TU RN- I like how you described the difference between ICU and Med/Surg.
I had a hard time relaying to my students and co-workers the difference. Both have different types of stresses. One is not harder then the other, so I would say it just depends on what kind of relationship do you want with your patient.
TU RN, DNP, CRNA
461 Posts
I guess you're referencing what rrlpn said above about being treated like a CNA. CNAs perform the most basic set of skills in the nursing spectrum. That is, taking vitals, helping with ADLs (toileting, bathing, feeding), checking blood sugar, doing EKGs. If there's an abnormal value or problem of some sort, you tell the LPN or RN. You can get your CNA certification in a few months whereas to be an LPN you have to study for a few years (for RN it's even longer) and pass a nationwide licensure exam. You are expected to do more, and with that you have more accountability and responsibility to the patient. These include assessing the patient, performing certain invasive procedures, communicating with the physician, giving medications, and sometimes, cleaning up every single other hospital employee's failures. However it seems like many average people don't get these differences and basic needs DO have to be addressed, so anybody (CNA/LPN/RN) will do.
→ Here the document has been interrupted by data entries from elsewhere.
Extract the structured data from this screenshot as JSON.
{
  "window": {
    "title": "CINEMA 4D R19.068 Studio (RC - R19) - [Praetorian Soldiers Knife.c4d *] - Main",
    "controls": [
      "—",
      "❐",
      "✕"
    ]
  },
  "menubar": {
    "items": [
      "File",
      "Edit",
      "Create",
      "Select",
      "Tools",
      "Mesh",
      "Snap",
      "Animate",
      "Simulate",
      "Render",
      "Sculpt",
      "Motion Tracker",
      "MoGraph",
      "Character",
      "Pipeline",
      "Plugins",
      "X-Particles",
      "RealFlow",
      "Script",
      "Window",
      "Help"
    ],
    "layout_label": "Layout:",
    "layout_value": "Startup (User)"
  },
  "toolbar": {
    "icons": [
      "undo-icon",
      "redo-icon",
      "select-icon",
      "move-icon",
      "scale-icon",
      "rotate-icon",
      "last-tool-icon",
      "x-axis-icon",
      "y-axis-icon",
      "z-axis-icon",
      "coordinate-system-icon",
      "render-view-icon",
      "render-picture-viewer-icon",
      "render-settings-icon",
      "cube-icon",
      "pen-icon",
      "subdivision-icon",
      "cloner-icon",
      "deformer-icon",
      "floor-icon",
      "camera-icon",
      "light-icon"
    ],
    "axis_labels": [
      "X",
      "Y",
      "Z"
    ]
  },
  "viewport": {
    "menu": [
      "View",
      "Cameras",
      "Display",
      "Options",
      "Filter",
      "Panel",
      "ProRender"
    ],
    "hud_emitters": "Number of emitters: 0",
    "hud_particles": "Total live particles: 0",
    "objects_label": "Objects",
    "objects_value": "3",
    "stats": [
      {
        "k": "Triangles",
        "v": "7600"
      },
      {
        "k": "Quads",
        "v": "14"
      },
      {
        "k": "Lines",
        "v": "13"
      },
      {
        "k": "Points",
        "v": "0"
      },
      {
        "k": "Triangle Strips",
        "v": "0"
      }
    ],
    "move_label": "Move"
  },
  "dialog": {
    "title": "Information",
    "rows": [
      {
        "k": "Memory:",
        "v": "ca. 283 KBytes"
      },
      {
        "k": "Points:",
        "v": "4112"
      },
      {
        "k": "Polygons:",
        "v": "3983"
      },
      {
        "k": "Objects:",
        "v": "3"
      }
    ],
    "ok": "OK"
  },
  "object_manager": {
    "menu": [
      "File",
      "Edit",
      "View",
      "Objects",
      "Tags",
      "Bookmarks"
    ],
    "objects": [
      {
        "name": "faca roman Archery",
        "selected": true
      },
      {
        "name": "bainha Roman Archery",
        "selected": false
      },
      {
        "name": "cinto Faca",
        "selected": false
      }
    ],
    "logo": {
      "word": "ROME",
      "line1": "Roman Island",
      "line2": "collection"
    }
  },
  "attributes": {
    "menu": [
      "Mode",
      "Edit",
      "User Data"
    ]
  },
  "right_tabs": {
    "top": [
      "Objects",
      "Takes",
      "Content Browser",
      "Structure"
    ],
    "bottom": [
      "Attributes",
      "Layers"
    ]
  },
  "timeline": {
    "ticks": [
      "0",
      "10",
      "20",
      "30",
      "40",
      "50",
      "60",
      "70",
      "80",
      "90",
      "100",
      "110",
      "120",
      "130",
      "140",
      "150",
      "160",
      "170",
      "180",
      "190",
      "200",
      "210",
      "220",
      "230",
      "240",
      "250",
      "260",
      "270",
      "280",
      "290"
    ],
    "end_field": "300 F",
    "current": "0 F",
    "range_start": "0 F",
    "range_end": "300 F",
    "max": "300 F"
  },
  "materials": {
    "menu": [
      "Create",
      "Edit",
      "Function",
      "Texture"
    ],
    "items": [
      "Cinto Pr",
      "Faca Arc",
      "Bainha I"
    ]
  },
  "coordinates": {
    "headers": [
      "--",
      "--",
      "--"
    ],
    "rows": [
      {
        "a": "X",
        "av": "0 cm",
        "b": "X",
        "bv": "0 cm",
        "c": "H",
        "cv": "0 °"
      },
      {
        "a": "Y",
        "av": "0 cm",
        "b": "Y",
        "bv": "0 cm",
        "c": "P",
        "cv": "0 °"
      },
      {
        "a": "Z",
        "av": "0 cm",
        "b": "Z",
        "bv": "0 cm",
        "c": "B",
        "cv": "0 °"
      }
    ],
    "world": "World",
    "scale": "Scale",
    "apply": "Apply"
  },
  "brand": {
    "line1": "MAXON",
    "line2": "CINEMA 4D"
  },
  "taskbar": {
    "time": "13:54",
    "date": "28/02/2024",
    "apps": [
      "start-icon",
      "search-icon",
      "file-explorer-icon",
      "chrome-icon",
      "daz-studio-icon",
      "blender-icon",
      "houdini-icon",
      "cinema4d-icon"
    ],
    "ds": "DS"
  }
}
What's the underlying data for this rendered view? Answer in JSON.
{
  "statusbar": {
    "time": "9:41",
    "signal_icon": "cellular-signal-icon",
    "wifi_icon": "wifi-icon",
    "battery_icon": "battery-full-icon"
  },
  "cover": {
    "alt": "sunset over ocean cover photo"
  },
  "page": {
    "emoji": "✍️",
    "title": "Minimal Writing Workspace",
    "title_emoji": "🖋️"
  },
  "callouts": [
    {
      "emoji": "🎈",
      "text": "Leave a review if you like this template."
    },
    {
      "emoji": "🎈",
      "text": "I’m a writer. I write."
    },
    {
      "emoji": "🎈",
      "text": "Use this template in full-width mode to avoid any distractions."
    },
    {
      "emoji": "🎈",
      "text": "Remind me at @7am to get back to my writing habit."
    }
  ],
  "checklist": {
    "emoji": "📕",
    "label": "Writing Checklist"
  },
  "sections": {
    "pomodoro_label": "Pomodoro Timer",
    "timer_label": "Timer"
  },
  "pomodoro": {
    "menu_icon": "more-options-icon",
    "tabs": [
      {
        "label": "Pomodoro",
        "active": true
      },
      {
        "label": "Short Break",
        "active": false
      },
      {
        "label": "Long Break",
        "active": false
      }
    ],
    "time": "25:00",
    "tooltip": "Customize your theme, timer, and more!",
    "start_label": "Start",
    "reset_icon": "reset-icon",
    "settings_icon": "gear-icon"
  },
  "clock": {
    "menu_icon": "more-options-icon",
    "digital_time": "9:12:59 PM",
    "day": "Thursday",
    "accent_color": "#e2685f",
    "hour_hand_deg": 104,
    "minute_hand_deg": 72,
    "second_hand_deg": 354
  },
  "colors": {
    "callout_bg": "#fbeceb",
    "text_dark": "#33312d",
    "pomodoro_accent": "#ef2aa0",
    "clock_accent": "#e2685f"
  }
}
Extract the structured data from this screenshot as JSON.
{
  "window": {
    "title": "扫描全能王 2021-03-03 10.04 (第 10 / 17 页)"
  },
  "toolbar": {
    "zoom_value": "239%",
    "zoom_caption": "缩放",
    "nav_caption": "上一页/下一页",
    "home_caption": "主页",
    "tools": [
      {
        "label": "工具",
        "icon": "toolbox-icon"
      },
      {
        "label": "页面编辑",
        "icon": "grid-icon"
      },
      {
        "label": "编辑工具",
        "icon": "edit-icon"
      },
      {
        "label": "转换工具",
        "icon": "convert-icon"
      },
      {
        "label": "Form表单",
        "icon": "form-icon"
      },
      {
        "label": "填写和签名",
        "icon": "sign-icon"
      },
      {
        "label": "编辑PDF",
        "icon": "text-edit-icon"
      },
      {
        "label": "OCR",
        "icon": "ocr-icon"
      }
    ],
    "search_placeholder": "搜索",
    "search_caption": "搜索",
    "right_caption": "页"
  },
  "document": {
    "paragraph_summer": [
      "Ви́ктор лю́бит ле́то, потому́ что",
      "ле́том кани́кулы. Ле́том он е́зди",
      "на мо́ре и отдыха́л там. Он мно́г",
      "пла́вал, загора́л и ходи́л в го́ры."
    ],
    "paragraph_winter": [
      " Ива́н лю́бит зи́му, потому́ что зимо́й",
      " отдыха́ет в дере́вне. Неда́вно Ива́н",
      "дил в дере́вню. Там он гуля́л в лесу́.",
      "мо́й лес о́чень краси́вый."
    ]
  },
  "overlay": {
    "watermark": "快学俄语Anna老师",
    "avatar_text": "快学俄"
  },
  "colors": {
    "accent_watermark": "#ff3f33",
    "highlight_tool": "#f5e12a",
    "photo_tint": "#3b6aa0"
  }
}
Depending on the acuity of patients you end up taking care of, the ratio of CNA stuff to RN stuff varies. For instance on a medsurg floor you're going to do less assessment, intervention, communication with MDs, and more teaching, meeting basic needs for a large number of patients (5-8 ). You need to be an excellent communicator with patients and families and time management is key. In an ICU your patients are very sick and require frequent assessment, close monitoring, and intervention. Often the doctor(s) is(are) right there or around the corner and you take care fewer patients (1-3). You still need to meet basic needs because many ICUs are staffed with only nurses (no CNAs) and your communication is more inter-professional (to the MD or respiratory therapist), but families are still present.
What you'll never know until you work as a CNA or nurse are limitations and struggles bestowed onto us by the hospitals business model and financial motives -- so I now leave you with a modified proverb "**** rolls downhill, and nursing is at the bottom."